Finance Act, 1993

Transfer of shares held by certain societies to members of society.

35.—(1) (a) In this section—

“company” has the meaning assigned to it by section 2 (1) of the Capital Gains Tax Act, 1975 ;

“consideration” means consideration in money or money's worth;

“control”, in relation to a company, has the meaning assigned to it by section 102 of the Corporation Tax Act, 1976 ;

“society” means a society registered under the Industrial and Provident Societies Acts, 1893 to 1978, which is an agricultural society or a fishery society within the meaning of section 18 of the Finance Act, 1978 .

(b) A person shall be regarded for the purposes of this section as connected with another person if he would be so regarded for the purposes of Part IV of the Finance (Miscellaneous Provisions) Act, 1968 , by virtue of section 16 (3) of that Act.

(2) (a) Where, on or after the 6th day of April, 1993, a society, being a society which, at any time on or after that date, controls, or has had control of, a company, transfers to the members of the society shares owned by it in the company (hereafter in this section referred to as “the transfer”) and—

(i) the transfer, in so far as it relates to any member, is in respect of and in proportion to, or as nearly as may be in proportion to, that member's holding of shares in the society immediately before the transfer (hereafter in this section referred to as “the original shares”),

(ii) no consideration (apart from the consideration given by the members represented by the cancellation of the original shares referred to in subparagraph (iii)) for, or in connection with, the transfer is given to, or received from, any member (or any person who is connected with that member) by the society (or any person who is connected with the society), and

(iii) upon the transfer, or as soon as possible thereafter, the original shares (or the appropriate number of those shares) of each member are cancelled without any consideration (apart from the consideration given to the members represented by the transfer to the members of the shares in the company) for, or in connection with, such cancellation being given to, or received from, any member (or any person who is connected with that member) by the society (or any person who is connected with the society), and, where the original shares (or the appropriate number of those shares) have been issued to a member at different times, any cancellation of such shares shall involve those issued earlier rather than those issued later,

then, subject to subsection (5), subsections (3) and (4) shall apply and have effect.

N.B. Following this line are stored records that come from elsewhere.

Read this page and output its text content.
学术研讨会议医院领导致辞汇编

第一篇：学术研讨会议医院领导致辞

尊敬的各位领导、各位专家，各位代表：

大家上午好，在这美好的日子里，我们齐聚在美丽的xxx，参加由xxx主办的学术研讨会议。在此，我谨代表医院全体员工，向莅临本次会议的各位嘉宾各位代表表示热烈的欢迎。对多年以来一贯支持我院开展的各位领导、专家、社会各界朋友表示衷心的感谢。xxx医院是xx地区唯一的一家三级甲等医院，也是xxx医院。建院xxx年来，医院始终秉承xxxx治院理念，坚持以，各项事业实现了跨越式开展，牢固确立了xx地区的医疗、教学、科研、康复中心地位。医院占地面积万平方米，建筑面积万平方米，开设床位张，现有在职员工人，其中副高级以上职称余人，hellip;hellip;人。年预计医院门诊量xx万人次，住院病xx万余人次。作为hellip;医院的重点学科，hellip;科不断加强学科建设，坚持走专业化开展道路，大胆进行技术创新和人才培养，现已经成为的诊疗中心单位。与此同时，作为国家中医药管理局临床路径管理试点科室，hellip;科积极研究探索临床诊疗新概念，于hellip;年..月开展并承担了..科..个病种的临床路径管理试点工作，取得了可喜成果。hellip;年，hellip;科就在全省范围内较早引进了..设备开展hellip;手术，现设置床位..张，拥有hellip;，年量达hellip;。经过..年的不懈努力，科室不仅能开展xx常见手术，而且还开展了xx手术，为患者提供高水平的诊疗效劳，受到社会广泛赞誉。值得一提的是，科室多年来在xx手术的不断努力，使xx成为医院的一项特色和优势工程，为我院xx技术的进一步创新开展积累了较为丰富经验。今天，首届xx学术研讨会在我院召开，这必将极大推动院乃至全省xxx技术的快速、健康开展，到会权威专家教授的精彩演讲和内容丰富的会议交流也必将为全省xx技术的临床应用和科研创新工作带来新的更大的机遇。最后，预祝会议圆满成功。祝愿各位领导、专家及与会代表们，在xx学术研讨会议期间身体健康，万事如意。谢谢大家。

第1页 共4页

(b) In paragraph (a) and subsection (4), the appropriate number, in relation to a member's original shares, means such portion (or as near as may be to such portion) of the total number of the referable shares owned by the member at the time of the transfer as bears to that number the same proportion as the total number of shares in the company which are subject to the transfer bears to the total number of shares in the company owned by the society immediately before the transfer; and the number of the referable shares owned by a member shall be an amount determined by the formula—

A × B

______

C

×

D

__

B

where—

A is the market value of the shares in the company owned by the society immediately before the transfer,

B is the total number of the shares in the society which are in issue immediately before the transfer,

C is the market value of the total assets (including the shares in the company) of the society immediately before the transfer, and

D is the number of shares in the society owned by the member immediately before the transfer.

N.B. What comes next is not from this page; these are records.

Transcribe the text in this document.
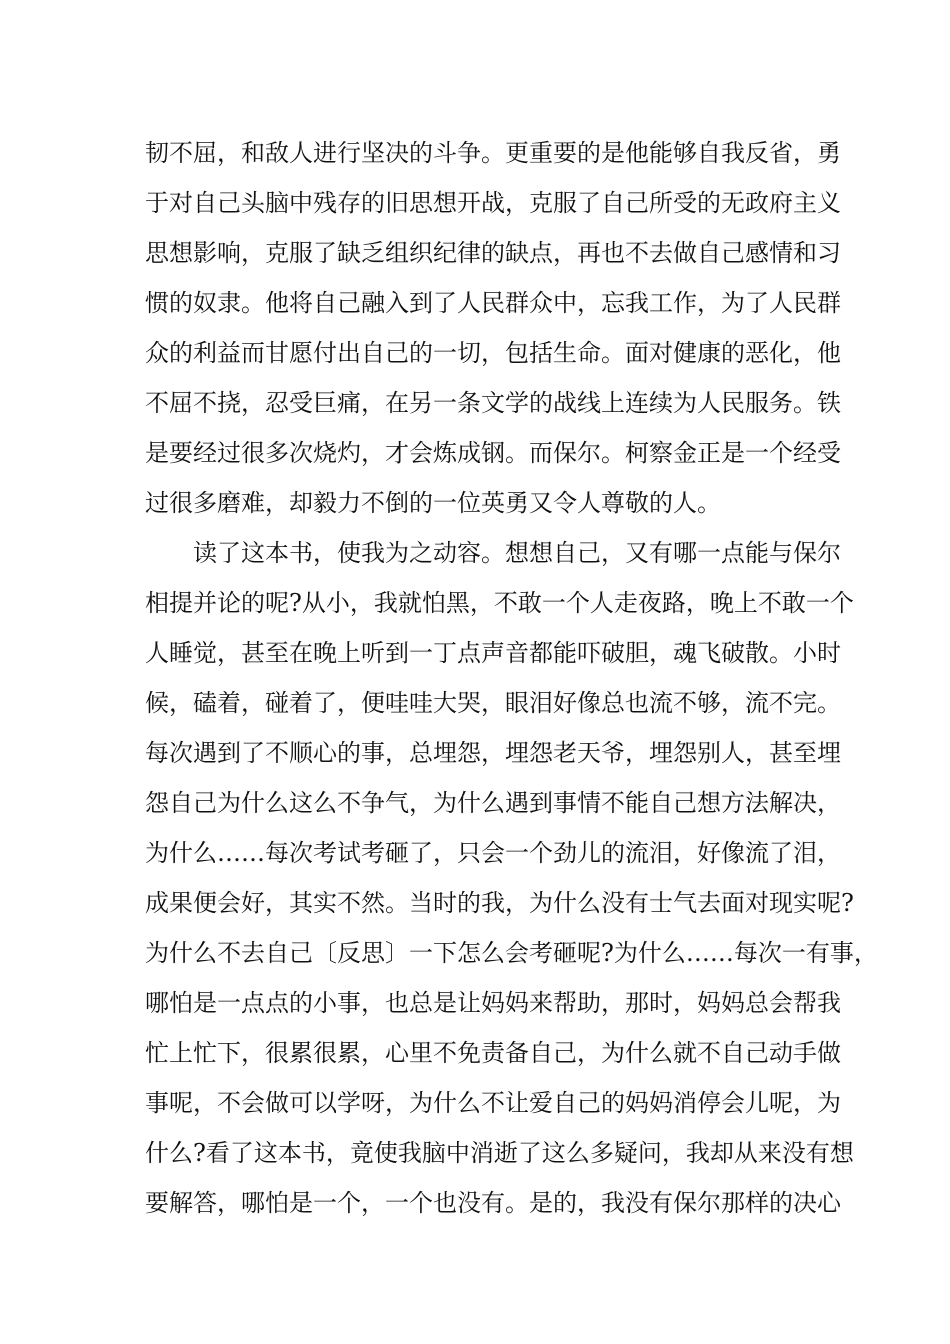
韧不屈，和敌人进行坚决的斗争。更重要的是他能够自我反省，勇
于对自己头脑中残存的旧思想开战，克服了自己所受的无政府主义
思想影响，克服了缺乏组织纪律的缺点，再也不去做自己感情和习
惯的奴隶。他将自己融入到了人民群众中，忘我工作，为了人民群
众的利益而甘愿付出自己的一切，包括生命。面对健康的恶化，他
不屈不挠，忍受巨痛，在另一条文学的战线上连续为人民服务。铁
是要经过很多次烧灼，才会炼成钢。而保尔。柯察金正是一个经受
过很多磨难，却毅力不倒的一位英勇又令人尊敬的人。
读了这本书，使我为之动容。想想自己，又有哪一点能与保尔
相提并论的呢?从小，我就怕黑，不敢一个人走夜路，晚上不敢一个
人睡觉，甚至在晚上听到一丁点声音都能吓破胆，魂飞破散。小时
候，磕着，碰着了，便哇哇大哭，眼泪好像总也流不够，流不完。
每次遇到了不顺心的事，总埋怨，埋怨老天爷，埋怨别人，甚至埋
怨自己为什么这么不争气，为什么遇到事情不能自己想方法解决，
为什么……每次考试考砸了，只会一个劲儿的流泪，好像流了泪，
成果便会好，其实不然。当时的我，为什么没有士气去面对现实呢?
为什么不去自己〔反思〕一下怎么会考砸呢?为什么……每次一有事，
哪怕是一点点的小事，也总是让妈妈来帮助，那时，妈妈总会帮我
忙上忙下，很累很累，心里不免责备自己，为什么就不自己动手做
事呢，不会做可以学呀，为什么不让爱自己的妈妈消停会儿呢，为
什么?看了这本书，竟使我脑中消逝了这么多疑问，我却从来没有想
要解答，哪怕是一个，一个也没有。是的，我没有保尔那样的决心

(3) For the purposes of the Corporation Tax Acts, the transfer shall be treated—

(a) as not being a distribution within the meaning of Part IX of the Corporation Tax Act, 1976 , and

(b) as being for a consideration of such amount as would secure that, for the purposes of charging the gain on the disposal by the society of the shares owned by it in the company, neither a gain nor a loss would accrue to the society.

(4) For the purposes of the Capital Gains Tax Acts—

(a) the cancellation of the original shares (or the appropriate number of those shares) shall not be treated as involving any disposal of those shares, and

(b) each member shall be treated as if the shares transferred to him in the course of the transfer were acquired by him at the same time and for the same consideration at which the original shares (or the appropriate number of those shares) were acquired by him and, for the purposes of giving effect to this paragraph, where the original shares (or the appropriate number of those shares) have been issued to a member at different times, there shall be made all such apportionments as are, in the circumstances, just and reasonable.

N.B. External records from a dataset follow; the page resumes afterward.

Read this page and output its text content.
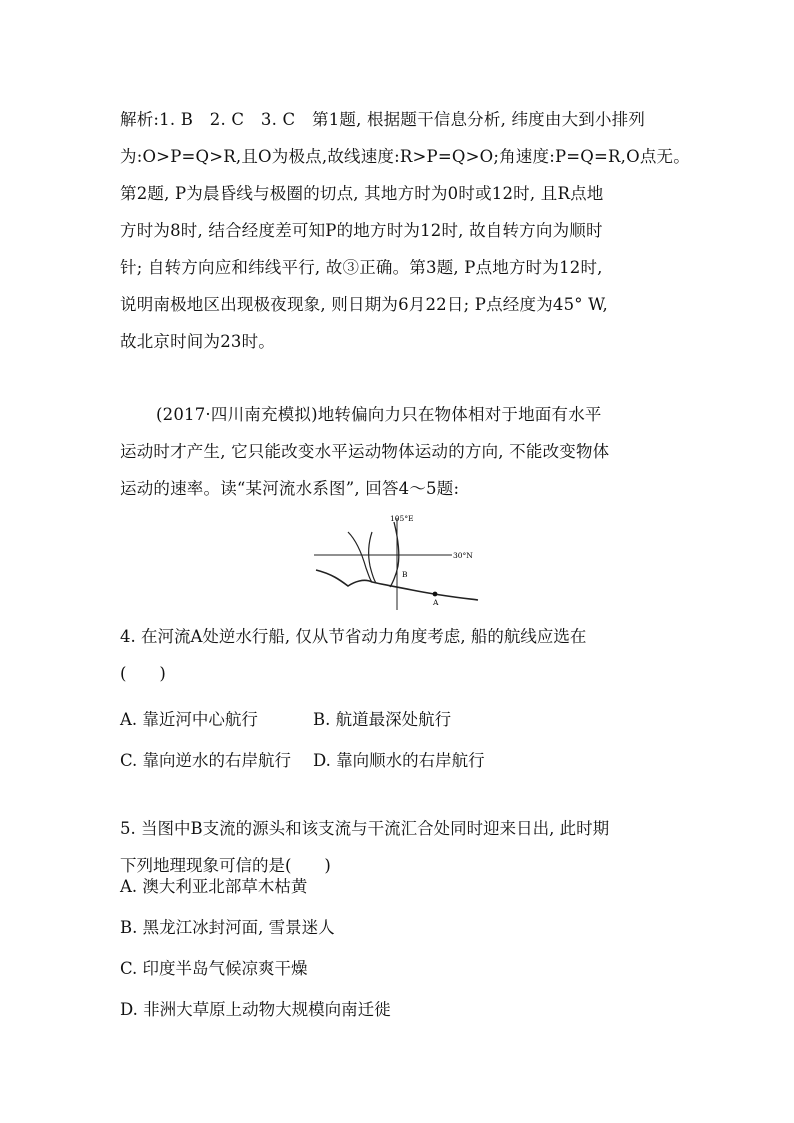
解析:1. B　2. C　3. C　第1题, 根据题干信息分析, 纬度由大到小排列
为:O>P=Q>R,且O为极点,故线速度:R>P=Q>O;角速度:P=Q=R,O点无。
第2题, P为晨昏线与极圈的切点, 其地方时为0时或12时, 且R点地
方时为8时, 结合经度差可知P的地方时为12时, 故自转方向为顺时
针; 自转方向应和纬线平行, 故③正确。第3题, P点地方时为12时,
说明南极地区出现极夜现象, 则日期为6月22日; P点经度为45° W,
故北京时间为23时。
(2017·四川南充模拟)地转偏向力只在物体相对于地面有水平
运动时才产生, 它只能改变水平运动物体运动的方向, 不能改变物体
运动的速率。读“某河流水系图”, 回答4～5题:
105°E
30°N
B
A
4. 在河流A处逆水行船, 仅从节省动力角度考虑, 船的航线应选在
(　　)
A. 靠近河中心航行	B. 航道最深处航行
C. 靠向逆水的右岸航行 D. 靠向顺水的右岸航行
5. 当图中B支流的源头和该支流与干流汇合处同时迎来日出, 此时期
下列地理现象可信的是(　　)
A. 澳大利亚北部草木枯黄
B. 黑龙江冰封河面, 雪景迷人
C. 印度半岛气候凉爽干燥
D. 非洲大草原上动物大规模向南迁徙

(5) This section shall not apply or have effect unless it is shown that the transfer is effected for bona fide commercial reasons and does not form part of any arrangement or scheme of which the main purpose, or one of the main purposes, is avoidance of liability to corporation tax or capital gains tax.

(6) In a case where this section applies and has effect, the society concerned shall include in the return required to be made by it under section 143 of the Corporation Tax Act, 1976 , a statement of the total number of shares cancelled in accordance with subsection (2) (a) (iii).